Telling ordinary stories that count
Every university has its super-star graduates, who go on to greatness and whose glory reflects favourably on their alma mater. These individuals show what is possible and can be a source of inspiration and leadership. However, the very fact of being exceptional means few can expect to travel the same trajectory. Many current and prospective students want to know what to hope for from their degree, and how best to achieve it, when they conform to the rule and do not expect to be the exception. Those more likely not to complete their degree, or to have particular difficulty finding employment after graduation, are also those who are most likely to benefit from alumni expertise on surviving university and entering the job market. The kinds of alumni experiences which may be of most interest and use for such students are those that, though unique, are not extraordinary. Yet these ordinary stories may be the hardest to access and hear, since those who could tell them are unlikely to recognise their power and raise a hand to speak.

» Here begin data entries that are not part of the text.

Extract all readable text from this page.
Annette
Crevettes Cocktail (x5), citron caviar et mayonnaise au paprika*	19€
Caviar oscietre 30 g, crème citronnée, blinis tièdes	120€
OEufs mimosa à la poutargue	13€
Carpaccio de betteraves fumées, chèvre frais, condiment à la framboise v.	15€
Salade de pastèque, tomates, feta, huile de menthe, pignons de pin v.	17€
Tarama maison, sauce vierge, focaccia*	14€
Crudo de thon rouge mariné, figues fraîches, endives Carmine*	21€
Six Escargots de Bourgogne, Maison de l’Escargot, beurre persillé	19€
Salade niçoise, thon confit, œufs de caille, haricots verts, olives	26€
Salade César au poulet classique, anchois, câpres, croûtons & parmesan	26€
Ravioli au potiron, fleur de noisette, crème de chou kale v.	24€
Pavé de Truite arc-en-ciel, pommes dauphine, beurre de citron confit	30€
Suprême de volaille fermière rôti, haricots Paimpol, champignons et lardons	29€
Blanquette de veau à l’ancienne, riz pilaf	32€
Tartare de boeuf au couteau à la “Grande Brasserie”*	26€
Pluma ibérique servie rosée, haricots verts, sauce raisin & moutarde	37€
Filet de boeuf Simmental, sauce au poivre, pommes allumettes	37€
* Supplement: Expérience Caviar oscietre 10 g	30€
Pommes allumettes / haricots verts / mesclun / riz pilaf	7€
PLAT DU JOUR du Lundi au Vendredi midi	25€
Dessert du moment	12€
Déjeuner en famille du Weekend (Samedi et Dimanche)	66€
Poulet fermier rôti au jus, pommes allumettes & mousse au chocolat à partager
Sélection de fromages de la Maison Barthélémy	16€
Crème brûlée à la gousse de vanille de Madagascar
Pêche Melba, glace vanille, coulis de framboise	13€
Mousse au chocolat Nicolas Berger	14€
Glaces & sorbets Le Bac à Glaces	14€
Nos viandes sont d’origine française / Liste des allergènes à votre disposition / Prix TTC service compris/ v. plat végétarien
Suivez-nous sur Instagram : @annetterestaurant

Asking an alumnus to share their experiences inevitably means making a request for a donation of time and effort. However, if the value of their contribution is made sufficiently clear, and if it is framed as a gift to others like themselves, rather than as simply a donation to an expensively-accessed educational institution, it can tap into the pro-social inclinations of their generation and give additional validation to their achievement, in terms they might never have fully considered before. For those with the time and inclination, joining the dots between their former and current selves might mean becoming a mentor or offering placement opportunities in their field for current students; for others, simply telling their story might offer hope at a critical moment to those who are struggling with the demands of university life. When such stories are turned into videographic accounts, their reach and impact can be extensive and enduring.

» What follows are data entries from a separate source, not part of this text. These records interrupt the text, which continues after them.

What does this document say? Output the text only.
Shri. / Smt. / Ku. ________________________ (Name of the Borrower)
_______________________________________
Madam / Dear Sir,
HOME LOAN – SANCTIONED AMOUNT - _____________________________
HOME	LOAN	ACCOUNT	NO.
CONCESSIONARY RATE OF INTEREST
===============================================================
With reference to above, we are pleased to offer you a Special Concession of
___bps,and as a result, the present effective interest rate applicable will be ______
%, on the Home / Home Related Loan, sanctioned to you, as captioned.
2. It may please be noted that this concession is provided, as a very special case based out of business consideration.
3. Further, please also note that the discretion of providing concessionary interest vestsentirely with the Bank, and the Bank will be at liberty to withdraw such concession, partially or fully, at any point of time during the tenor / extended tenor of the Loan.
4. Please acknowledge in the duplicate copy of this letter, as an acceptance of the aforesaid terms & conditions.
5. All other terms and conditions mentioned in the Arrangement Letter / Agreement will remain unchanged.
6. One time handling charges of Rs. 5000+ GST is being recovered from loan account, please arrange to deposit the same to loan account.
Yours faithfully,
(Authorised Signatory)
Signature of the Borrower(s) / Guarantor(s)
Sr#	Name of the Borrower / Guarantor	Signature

Measuring alumni engagement: counting the impact of stories told
What the above aims to propose is a greater role for alumni relations in helping universities to achieve their goals around retention and employability, in line with the demands of the TEF. However, engagement takes investment and its impact needs to be demonstrable. Our research suggests that the benefits can be tangible, but that, in order to be realised, they must be understood on students’ own terms – that is, in terms of the expertise in the ‘now’ of being a student or new graduate, which only someone in the midst of that experience can define. For it is too easy for internal stakeholders to assume that they know what students need, want and fear; indeed, alumni reflections on their own university careers can give voice to needs students do not even recognise they have, until they hear them communicated by someone else who has walked the same path. The careful, in-depth exploration of the impact of alumni stories on current students has the potential to be the starting point for the development of a new set of sector-wide metrics that can capture and do justice to the impact of alumni engagement, as well as opening up the possibility of a fresh conversation about the focus and effectiveness of higher education for the many, as a new decade approaches.